The exercise, which appeared in the Grade 10 Life Orientation textbook called Focus, first drew widespread attention after pictures of the offending piece were posted on social media last year.

Read more: Life Orientation textbook: teaching girls that rape is their fault

In the example, a girl called Angie tells of how she went to a party where they were drinking a lot of alcohol. She is then pushed into a room with an unknown man where she is raped.

One of the questions the pupils are then asked is to “list two ways in which Angie's behaviour led to sexual intercourse." Activists were quick to point out how learners were being asked to justify rape.

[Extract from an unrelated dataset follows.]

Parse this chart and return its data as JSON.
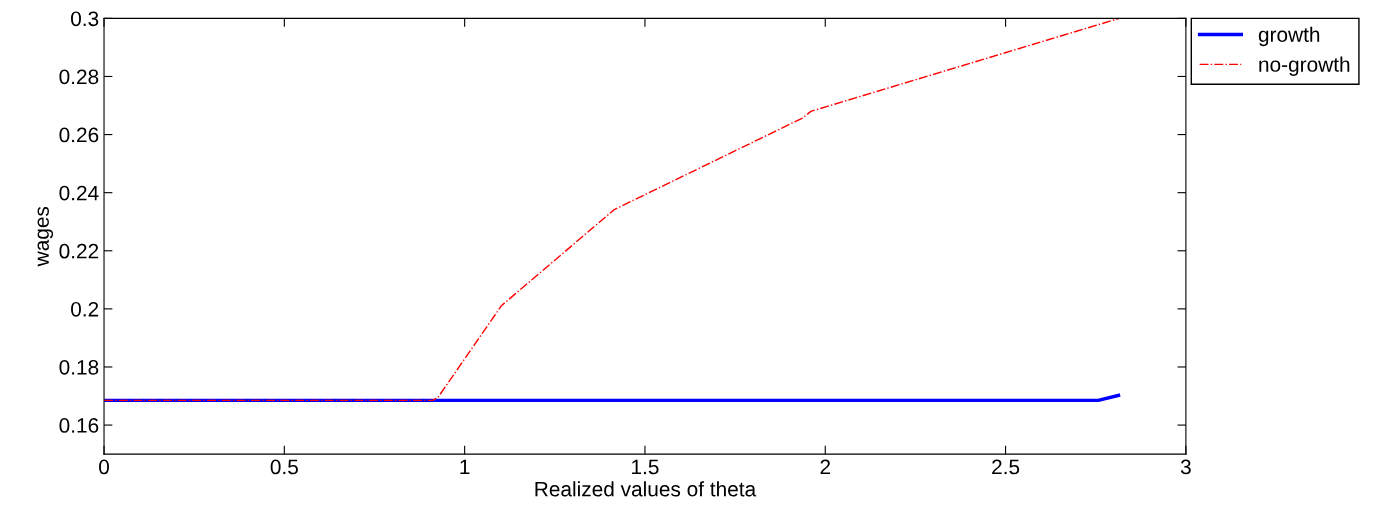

The DBE has supplied the revised part of the textbook. Among other improvements, teachers are told to “explain why rape is wrong, even when a person is drunk.”

The revised textbooks:

Critics have pointed out that the offending piece is still being taught in schools, as the new textbooks are still being printed and not all teachers are aware of the revisions.

Khala has urged teachers to make use of the revisions as supplied to the different provincial departments in this case and not the original textbook version.

Language is important when teaching about rape, Sarah Strydom, Rape Crisis in Cape Town advises.  “We should focus on the perpetrator and ask what led to him raping her, which opens up a much larger conversation about the attitudes and social norms that condone and promote sexual violence.”

“The revisions are definitely an improvement,” Strydom says. “However, it does take more than telling children “rape is always wrong” to change their behaviour – especially if they don’t see what they are doing as rape. The discussion could be around consent, and what constitutes it.”